Negli ultimi mesi si è parlato molto di un’ipotetica chiusura di Centovetrine, in seguito smentita dal rinnovo degli accordi. Come hai vissuto questo periodo d’incertezza? «Da un lato c’era la paura e l’amarezza che venisse chiuso il prodotto numero uno in Italia, dall’altro, c’è stata l’immediata reazione di cercare una soluzione. Finché il lavoro c’è certi problemi non si pongono, ma quando subentra l’incertezza reagire rientra nel nostro Dna. Le decisioni, in ogni caso, sono prese a monte e noi non possiamo fare nulla»
Oltre alla tua carriera artistica sei impegnato anche nel sociale, essendo vicepresidente di Team for Children, che da anni lavora per il sostegno di bambini ammalati. Cosa rappresenta per te questa esperienza? «Io porto avanti una tradizione familiare. I miei genitori hanno sempre fatto volontariato e sono cresciuto in un ambiente in cui la beneficenza è stata sempre parte integrante. Diversi anni fa mi si è presentata la possibilità di fare qualcosa per i bambini, sono stato a visitare il reparto di oncoematologia pediatrica di Padova, ho conosciuto le persone che vi lavoravano e ho deciso di dare il mio contributo. Nel corso degli anni, diventando un volto pubblico, la nostra associazione ha avuto un risalto maggiore e tutto ciò ha permesso di organizzare eventi sempre più importanti e di riuscire ad attirare l’attenzione di un numero maggiore di persone tali da far sì che l’associazione diventasse quello che è oggi: una realtà conosciuta e importante che si adopera per aiutare i bambini malati».
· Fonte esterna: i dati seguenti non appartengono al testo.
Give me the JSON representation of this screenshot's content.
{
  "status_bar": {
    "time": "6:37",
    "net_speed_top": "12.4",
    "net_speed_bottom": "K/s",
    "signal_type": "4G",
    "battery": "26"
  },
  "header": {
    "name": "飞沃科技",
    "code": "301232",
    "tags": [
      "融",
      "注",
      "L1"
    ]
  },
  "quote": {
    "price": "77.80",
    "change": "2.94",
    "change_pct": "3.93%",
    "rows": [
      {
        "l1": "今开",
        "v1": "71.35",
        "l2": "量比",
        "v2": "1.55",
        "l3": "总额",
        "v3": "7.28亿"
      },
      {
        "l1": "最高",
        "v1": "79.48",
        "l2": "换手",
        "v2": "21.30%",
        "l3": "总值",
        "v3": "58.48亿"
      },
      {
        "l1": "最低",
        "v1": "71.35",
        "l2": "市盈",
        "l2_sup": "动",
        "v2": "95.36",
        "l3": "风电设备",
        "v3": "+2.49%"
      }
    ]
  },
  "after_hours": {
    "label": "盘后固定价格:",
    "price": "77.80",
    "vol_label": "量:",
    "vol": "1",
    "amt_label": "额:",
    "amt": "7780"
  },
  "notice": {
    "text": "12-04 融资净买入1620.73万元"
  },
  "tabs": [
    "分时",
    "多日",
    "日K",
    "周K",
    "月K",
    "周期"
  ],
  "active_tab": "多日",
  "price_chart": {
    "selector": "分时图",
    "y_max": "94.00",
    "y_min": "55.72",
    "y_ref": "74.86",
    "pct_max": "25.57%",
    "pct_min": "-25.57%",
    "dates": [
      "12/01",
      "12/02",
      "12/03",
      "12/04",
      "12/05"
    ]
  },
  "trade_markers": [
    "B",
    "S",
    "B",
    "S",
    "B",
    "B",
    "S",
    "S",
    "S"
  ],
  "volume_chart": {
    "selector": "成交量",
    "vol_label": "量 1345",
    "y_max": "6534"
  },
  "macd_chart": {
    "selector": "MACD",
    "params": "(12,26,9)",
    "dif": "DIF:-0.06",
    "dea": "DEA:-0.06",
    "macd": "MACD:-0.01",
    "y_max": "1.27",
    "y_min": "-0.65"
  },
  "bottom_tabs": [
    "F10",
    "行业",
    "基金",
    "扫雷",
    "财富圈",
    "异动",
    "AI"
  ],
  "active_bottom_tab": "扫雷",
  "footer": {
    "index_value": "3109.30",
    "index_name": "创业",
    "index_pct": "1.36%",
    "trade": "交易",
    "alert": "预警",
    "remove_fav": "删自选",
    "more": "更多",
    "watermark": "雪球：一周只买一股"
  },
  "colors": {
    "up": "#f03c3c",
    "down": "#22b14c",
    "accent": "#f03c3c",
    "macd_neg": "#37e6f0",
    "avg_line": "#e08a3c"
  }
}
Il mondo della televisione dà molta visibilità ma è per natura altalenante. Con uno sguardo al futuro, quali sono i tuoi progetti? Cosa ti piacerebbe fare? «Io sono contento del posto ce ho e desidererei continuare a stare in questo ambiente. Se parliamo di aspirazioni mi piacerebbe entrare nel circuito della fiction serale per poi puntare al cinema, la classica scalata che ogni attore spera di fare. Certo non scarterei il teatro, la radio o altre forme di spettacolo. L’importante però è che io possa continuare ad esprimermi come artista. Lo spazio bisogna ritagliarselo con determinazione, professionalità e una buona dose di umiltà. Io partendo da Conscìo, frazione di Casale sul Sile nel trevigiano, e non essendo un figlio d’arte sono riuscito a costruirmi tutto questo. Perché non continuare a sognare?»